OAKLAND PARK, FLA. (WSVN) - A young man from Venezuela who ended up being detained in South Florida after he’d sought asylum in the U.S. has been released, immigration officials said.
Twenty-two-year-old Marco Coello was released from the Krome Detention Center after being behind bars for about 24 hours.
He was released Thursday wearing the same suit he wore to his interview with Immigrations and Customs Enforcement the day before.
“I’m feeling, right now, so good. Confused, good, relaxed for having the liberty,” Coello said. “I’m waiting for the next step for my legal status.”

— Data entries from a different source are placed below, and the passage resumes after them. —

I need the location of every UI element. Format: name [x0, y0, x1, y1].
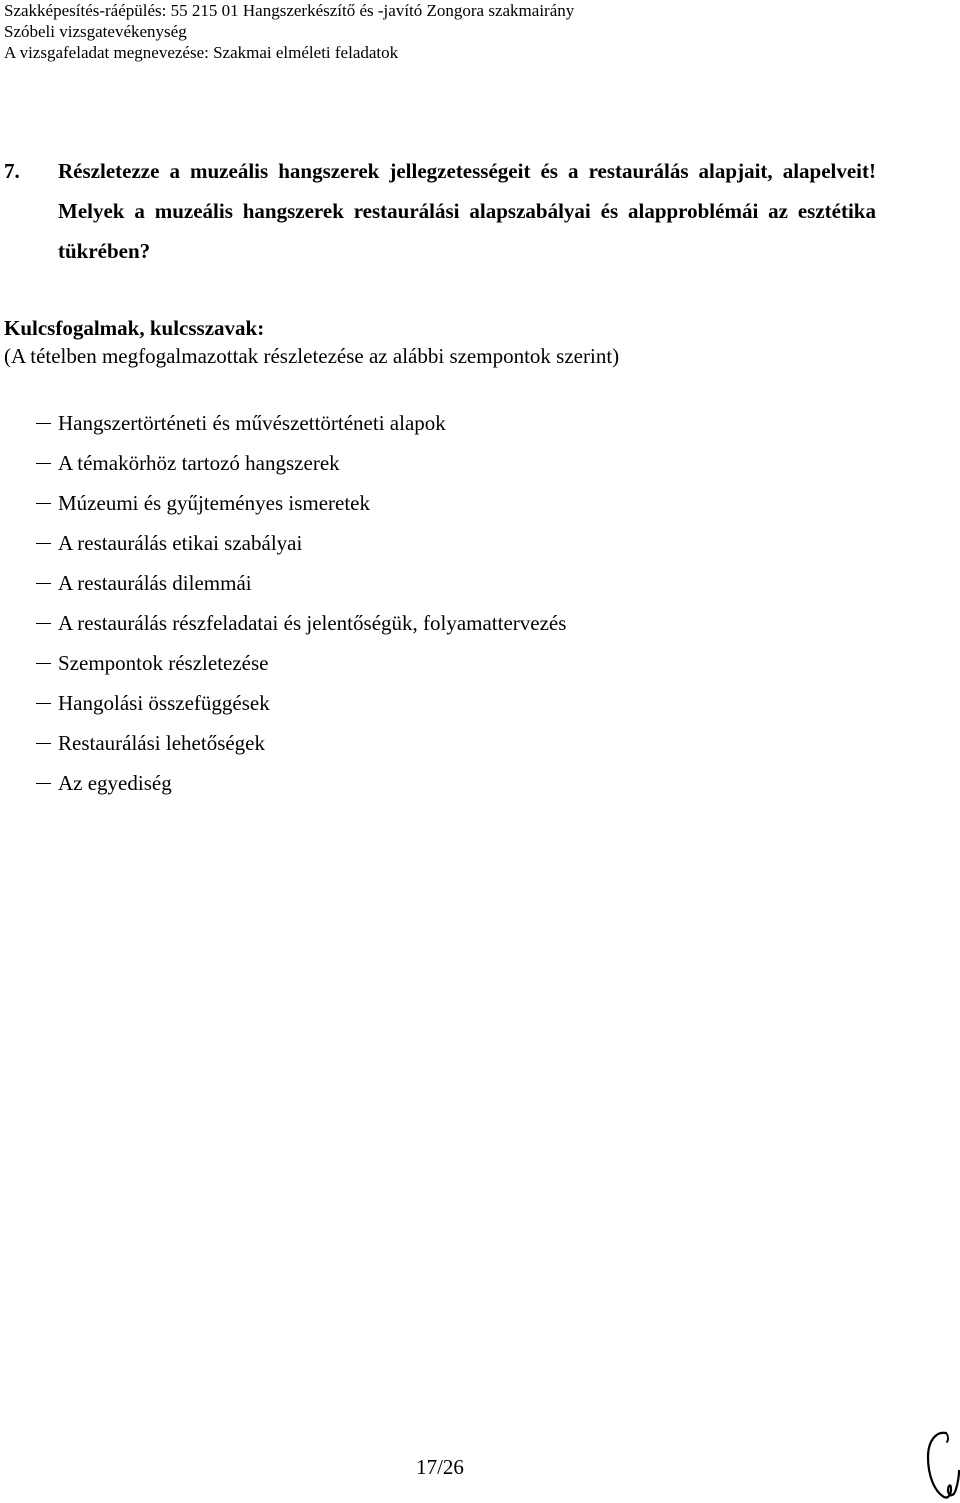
- list-item: [36, 647, 566, 687]
- page-header: [4, 0, 574, 63]
- list-item: [36, 487, 566, 527]
- keywords-list: [36, 407, 566, 807]
- list-item-text: Restaurálási lehetőségek: [58, 731, 266, 755]
- list-item: [36, 687, 566, 727]
- dash-bullet: [36, 543, 51, 544]
- dash-bullet: [36, 423, 51, 424]
- list-item-text: Hangolási összefüggések: [58, 691, 270, 715]
- dash-bullet: [36, 783, 51, 784]
- dash-bullet: [36, 503, 51, 504]
- list-item: [36, 527, 566, 567]
- dash-bullet: [36, 583, 51, 584]
- handwritten-signature: [918, 1425, 960, 1503]
- keywords-subtitle: (A tételben megfogalmazottak részletezése az alábbi szempontok szerint): [4, 344, 620, 368]
- list-item-text: Szempontok részletezése: [58, 651, 269, 675]
- list-item-text: A restaurálás etikai szabályai: [58, 531, 303, 555]
- header-exam-activity: Szóbeli vizsgatevékenység: [4, 22, 187, 41]
- exam-question: [4, 151, 876, 271]
- list-item-text: A restaurálás dilemmái: [58, 571, 252, 595]
- list-item-text: A restaurálás részfeladatai és jelentőségük, folyamattervezés: [58, 611, 567, 635]
- list-item: [36, 727, 566, 767]
- list-item: [36, 567, 566, 607]
- list-item: [36, 407, 566, 447]
- dash-bullet: [36, 623, 51, 624]
- header-qualification: Szakképesítés-ráépülés: 55 215 01 Hangszerkészítő és -javító Zongora szakmairány: [4, 1, 575, 20]
- list-item-text: Hangszertörténeti és művészettörténeti alapok: [58, 411, 446, 435]
- dash-bullet: [36, 663, 51, 664]
- question-number: 7.: [4, 159, 20, 183]
- header-task-name: A vizsgafeladat megnevezése: Szakmai elméleti feladatok: [4, 43, 399, 62]
- page-number: 17/26: [416, 1455, 464, 1479]
- list-item: [36, 767, 566, 807]
- dash-bullet: [36, 743, 51, 744]
- list-item-text: Az egyediség: [58, 771, 172, 795]
- list-item: [36, 447, 566, 487]
- dash-bullet: [36, 703, 51, 704]
- keywords-section: [4, 314, 619, 370]
- dash-bullet: [36, 463, 51, 464]
- question-text: Részletezze a muzeális hangszerek jellegzetességeit és a restaurálás alapjait, alapelveit! Melyek a muzeális hangszerek restaurálási alapszabályai és alapproblémái az esztétika tükrében?: [58, 159, 876, 263]
- list-item-text: A témakörhöz tartozó hangszerek: [58, 451, 340, 475]
- keywords-title: Kulcsfogalmak, kulcsszavak:: [4, 316, 265, 340]
- list-item-text: Múzeumi és gyűjteményes ismeretek: [58, 491, 370, 515]
- list-item: [36, 607, 566, 647]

Coello’s lawyer, Elizabeth Blandon, said her client, who was a high school student when he participated in a protest against the regime of Nicolás Maduro, would face a decade in prison or worse because he took part in that 2014 demonstration.

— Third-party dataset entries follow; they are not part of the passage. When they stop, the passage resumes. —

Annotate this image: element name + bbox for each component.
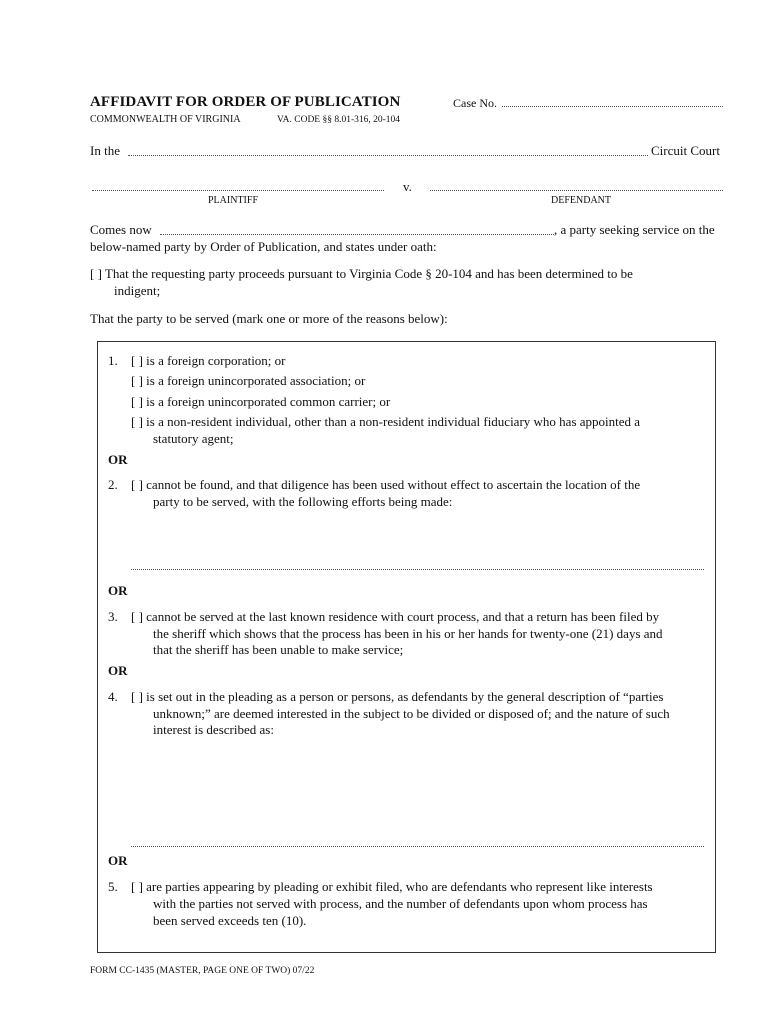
reason-1d-line-2: statutory agent; [153, 431, 234, 446]
form-footer-id: FORM CC-1435 (MASTER, PAGE ONE OF TWO) 07/22 [90, 966, 315, 976]
reason-1a-checkbox[interactable]: [ ] is a foreign corporation; or [131, 353, 286, 368]
commonwealth-label: COMMONWEALTH OF VIRGINIA [90, 114, 241, 125]
reason-2-number: 2. [108, 477, 118, 492]
or-separator-4: OR [108, 853, 128, 868]
circuit-court-label: Circuit Court [651, 143, 720, 158]
plaintiff-label: PLAINTIFF [208, 195, 259, 206]
plaintiff-field[interactable] [92, 190, 384, 191]
reason-5-number: 5. [108, 879, 118, 894]
court-name-field[interactable] [128, 155, 648, 156]
reason-5-checkbox[interactable]: [ ] are parties appearing by pleading or exhibit filed, who are defendants who represent like interests [131, 879, 653, 894]
party-served-instruction: That the party to be served (mark one or more of the reasons below): [90, 311, 448, 326]
reason-4-number: 4. [108, 689, 118, 704]
or-separator-2: OR [108, 583, 128, 598]
efforts-description-field[interactable] [131, 569, 704, 570]
intro-line-2: below-named party by Order of Publication, and states under oath: [90, 239, 437, 254]
reason-3-line-2: the sheriff which shows that the process has been in his or her hands for twenty-one (21) days and [153, 626, 663, 641]
reason-1b-checkbox[interactable]: [ ] is a foreign unincorporated association; or [131, 373, 366, 388]
reason-5-line-3: been served exceeds ten (10). [153, 913, 307, 928]
defendant-field[interactable] [430, 190, 723, 191]
reason-5-line-2: with the parties not served with process, and the number of defendants upon whom process has [153, 896, 648, 911]
va-code-reference: VA. CODE §§ 8.01-316, 20-104 [277, 115, 401, 125]
versus-label: v. [403, 179, 412, 194]
comes-now-suffix: , a party seeking service on the [554, 222, 715, 237]
in-the-label: In the [90, 143, 120, 158]
reason-4-line-3: interest is described as: [153, 722, 274, 737]
or-separator-1: OR [108, 452, 128, 467]
interest-description-field[interactable] [131, 846, 704, 847]
defendant-label: DEFENDANT [551, 195, 611, 206]
case-number-label: Case No. [453, 96, 497, 110]
reason-2-line-2: party to be served, with the following efforts being made: [153, 494, 453, 509]
reason-1-number: 1. [108, 353, 118, 368]
reason-1c-checkbox[interactable]: [ ] is a foreign unincorporated common carrier; or [131, 394, 391, 409]
reason-4-checkbox[interactable]: [ ] is set out in the pleading as a person or persons, as defendants by the general description of “parties [131, 689, 664, 704]
reason-3-number: 3. [108, 609, 118, 624]
reason-4-line-2: unknown;” are deemed interested in the subject to be divided or disposed of; and the nature of such [153, 706, 670, 721]
reason-1d-checkbox[interactable]: [ ] is a non-resident individual, other than a non-resident individual fiduciary who has appointed a [131, 414, 641, 429]
reason-3-checkbox[interactable]: [ ] cannot be served at the last known residence with court process, and that a return has been filed by [131, 609, 660, 624]
form-title: AFFIDAVIT FOR ORDER OF PUBLICATION [90, 94, 401, 110]
case-number-field[interactable] [502, 106, 723, 107]
or-separator-3: OR [108, 663, 128, 678]
reason-2-checkbox[interactable]: [ ] cannot be found, and that diligence has been used without effect to ascertain the location of the [131, 477, 641, 492]
comes-now-label: Comes now [90, 222, 152, 237]
indigent-line-2: indigent; [114, 283, 161, 298]
indigent-checkbox-line[interactable]: [ ] That the requesting party proceeds pursuant to Virginia Code § 20-104 and has been determined to be [90, 266, 633, 281]
reason-3-line-3: that the sheriff has been unable to make service; [153, 642, 404, 657]
requesting-party-field[interactable] [160, 234, 554, 235]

“A gentleman who is considered a Venezuelan hero, someone who was fighting for the freedom of expression in Venezuela, was simply asking for asylum,” said Blandon.
He was awaiting the conclusion of his trial when he fled to the United States. He said he feared he would face prison, even though he was not even convicted.

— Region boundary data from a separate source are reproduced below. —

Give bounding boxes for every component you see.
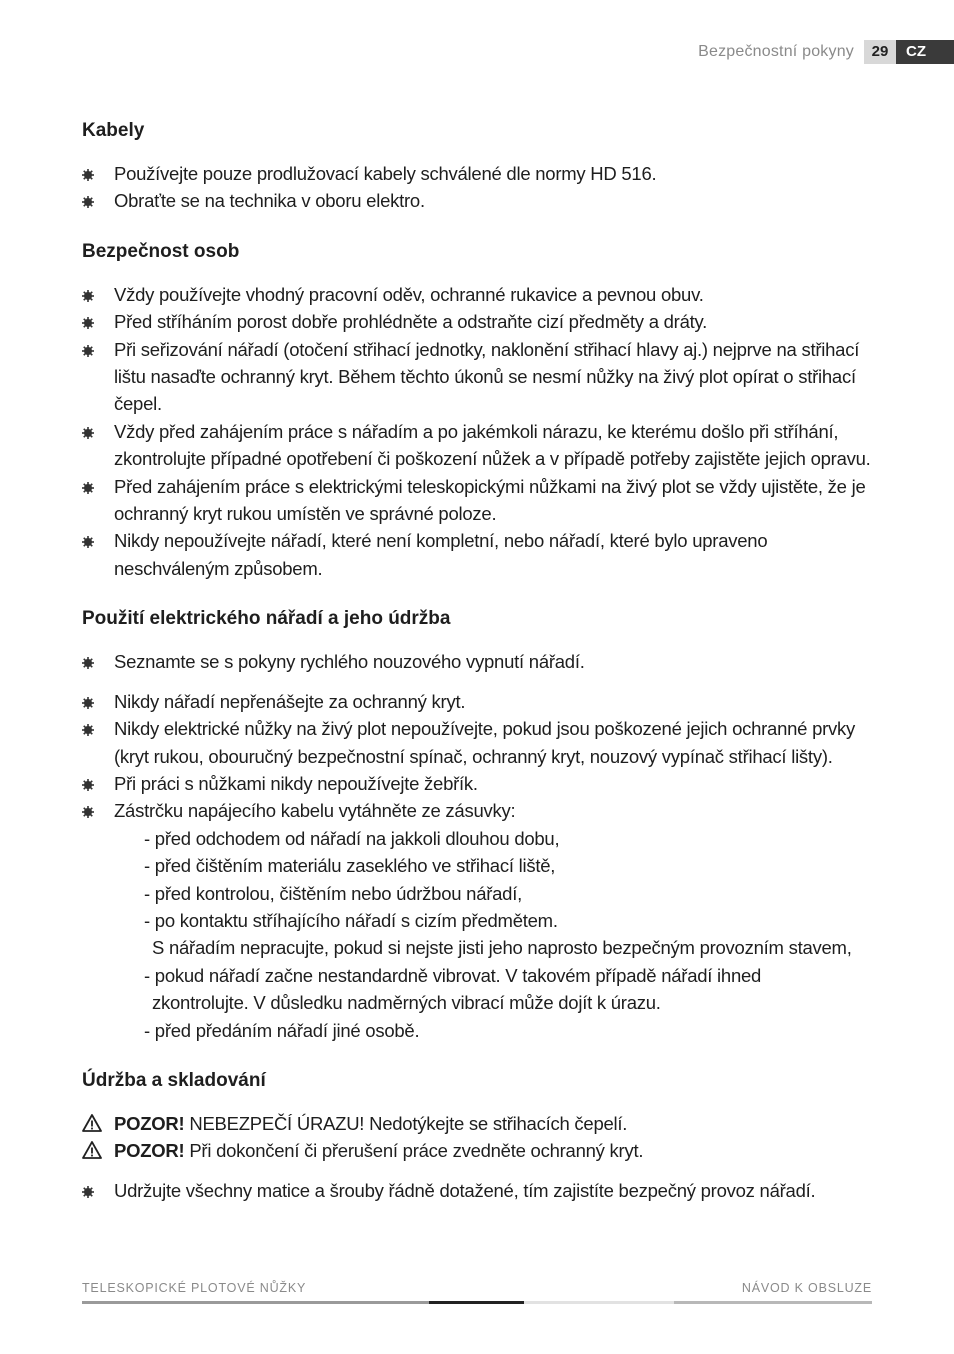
list-item (82, 688, 882, 715)
list-item (82, 160, 882, 187)
section-title: Bezpečnost osob (82, 240, 240, 262)
list-item (82, 336, 882, 418)
bullet-icon (82, 806, 94, 818)
list-item-text: Před stříháním porost dobře prohlédněte a odstraňte cizí předměty a dráty. (114, 311, 708, 333)
sub-item: - před kontrolou, čištěním nebo údržbou nářadí, (144, 882, 523, 904)
list-item (82, 308, 882, 335)
bullet-icon (82, 482, 94, 494)
sub-item: S nářadím nepracujte, pokud si nejste jisti jeho naprosto bezpečným provozním stavem, (152, 937, 852, 959)
bullet-icon (82, 697, 94, 709)
sub-item: - pokud nářadí začne nestandardně vibrovat. V takovém případě nářadí ihned (144, 964, 762, 986)
warning-text: Při dokončení či přerušení práce zvedněte ochranný kryt. (189, 1140, 644, 1162)
warning-text: NEBEZPEČÍ ÚRAZU! Nedotýkejte se střihacích čepelí. (189, 1112, 628, 1134)
warning-label: POZOR! (114, 1140, 185, 1162)
bullet-icon (82, 290, 94, 302)
bullet-list (82, 281, 882, 582)
bullet-list (82, 160, 882, 215)
sub-item: zkontrolujte. V důsledku nadměrných vibrací může dojít k úrazu. (152, 992, 661, 1014)
list-item-text: Vždy před zahájením práce s nářadím a po jakémkoli nárazu, ke kterému došlo při stříhání, zkontrolujte případné opotřebení či poškození nůžek a v případě potřeby zajistěte jejich opravu. (114, 420, 871, 470)
bullet-icon (82, 724, 94, 736)
list-item-text: Nikdy elektrické nůžky na živý plot nepoužívejte, pokud jsou poškozené jejich ochranné prvky (kryt rukou, obouručný bezpečnostní spínač, ochranný kryt, nouzový vypínač střihací lišty). (114, 718, 856, 767)
bullet-icon (82, 536, 94, 548)
warning-line (82, 1137, 882, 1164)
bullet-list (82, 648, 882, 824)
list-item-text: Udržujte všechny matice a šrouby řádně dotažené, tím zajistíte bezpečný provoz nářadí. (114, 1179, 816, 1201)
bullet-icon (82, 1186, 94, 1198)
footer-manual-name: NÁVOD K OBSLUZE (741, 1281, 872, 1295)
section-tool-use (82, 608, 882, 1044)
list-item (82, 770, 882, 797)
list-item-text: Nikdy nepoužívejte nářadí, které není kompletní, nebo nářadí, které bylo upraveno neschváleným způsobem. (114, 530, 768, 579)
page-content (82, 120, 882, 1230)
footer-rule-segment (429, 1301, 524, 1304)
list-item-text: Vždy používejte vhodný pracovní oděv, ochranné rukavice a pevnou obuv. (114, 283, 704, 305)
bullet-list (82, 1177, 882, 1204)
footer-product-name: TELESKOPICKÉ PLOTOVÉ NŮŽKY (82, 1281, 307, 1295)
list-item (82, 797, 882, 824)
bullet-icon (82, 345, 94, 357)
list-item-text: Zástrčku napájecího kabelu vytáhněte ze zásuvky: (114, 800, 516, 822)
footer-rule-segment (524, 1301, 674, 1304)
section-personal-safety (82, 241, 882, 582)
footer-rule-segment (674, 1301, 872, 1304)
language-label: CZ (906, 43, 926, 60)
bullet-icon (82, 169, 94, 181)
footer-rule (82, 1301, 872, 1304)
header-section-name: Bezpečnostní pokyny (698, 43, 854, 60)
list-item (82, 527, 882, 582)
list-item-text: Seznamte se s pokyny rychlého nouzového vypnutí nářadí. (114, 651, 585, 673)
page-header (698, 40, 954, 64)
footer-rule-segment (82, 1301, 429, 1304)
section-maintenance (82, 1070, 882, 1204)
list-item (82, 473, 882, 528)
bullet-icon (82, 657, 94, 669)
list-item-text: Obraťte se na technika v oboru elektro. (114, 190, 425, 212)
bullet-icon (82, 779, 94, 791)
list-item-text: Před zahájením práce s elektrickými teleskopickými nůžkami na živý plot se vždy ujistěte, že je ochranný kryt rukou umístěn ve správné poloze. (114, 475, 866, 525)
list-item (82, 715, 882, 770)
list-item (82, 1177, 882, 1204)
warning-line (82, 1110, 882, 1137)
section-title: Údržba a skladování (82, 1069, 266, 1091)
list-item-text: Při práci s nůžkami nikdy nepoužívejte žebřík. (114, 772, 478, 794)
sub-item: - před odchodem od nářadí na jakkoli dlouhou dobu, (144, 827, 560, 849)
sub-item: - po kontaktu stříhajícího nářadí s cizím předmětem. (144, 909, 558, 931)
sub-item: - před předáním nářadí jiné osobě. (144, 1019, 420, 1041)
section-cables (82, 120, 882, 215)
bullet-icon (82, 196, 94, 208)
bullet-icon (82, 427, 94, 439)
list-item-text: Používejte pouze prodlužovací kabely schválené dle normy HD 516. (114, 163, 657, 184)
page-number: 29 (864, 40, 896, 64)
warning-icon (82, 1141, 102, 1159)
warning-icon (82, 1114, 102, 1132)
section-title: Použití elektrického nářadí a jeho údržba (82, 608, 451, 630)
sub-item: - před čištěním materiálu zaseklého ve střihací liště, (144, 855, 556, 877)
list-item (82, 281, 882, 308)
bullet-icon (82, 317, 94, 329)
section-title: Kabely (82, 120, 145, 141)
language-tab (896, 40, 954, 64)
list-item (82, 418, 882, 473)
warning-label: POZOR! (114, 1112, 185, 1134)
list-item-text: Při seřizování nářadí (otočení střihací jednotky, naklonění střihací hlavy aj.) nejprve na střihací lištu nasaďte ochranný kryt. Během těchto úkonů se nesmí nůžky na živý plot opírat o střihací čepel. (114, 338, 860, 415)
list-item (82, 648, 882, 675)
list-item-text: Nikdy nářadí nepřenášejte za ochranný kryt. (114, 690, 466, 712)
list-item (82, 187, 882, 214)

Blandon said, after years of waiting for an interview with immigration officials, her client finally had one scheduled for Wednesday. That’s when they took him into custody. They released him without an explanation.
“Instead, what they did was detain him,” said Blandon. “Two Immigration and Customs Enforcement officers took him into custody, and when I asked, ‘For what reason are you taking him into custody? What possible reason do you have to take this gentleman into custody?’ One of the officers said, ‘He’s an overstay.'”
According to Blandon, that is only because the U.S. government delayed his interview.
Without an explanation, Coello was released Thursday morning.
Hours later, Coello’s team declared that the fight is on. “I am scared to go back to my country,” Coello said. “I believe that everything is good and the United States support me and help me from my situation.”
“If he goes back to Venezuela, he might risk losing his life,” said Richard Rivas. “That’s a risk that we cannot take, he cannot take.”
7News reached out to ICE for a comment on Coello’s release, but they said they cannot give us that information.
On Wednesday, ICE said Coello has a misdemeanor criminal conviction, and he did not leave the country in accordance with a visitor’s visa. The crime turned out to be trespassing.
That incident is apparently in another state when he was trying to learn the English language. His attorney said that shouldn’t have a bearing on this case.
Coello’s lawyer said he is seeking political asylum, and they’re hoping to move forward with the process.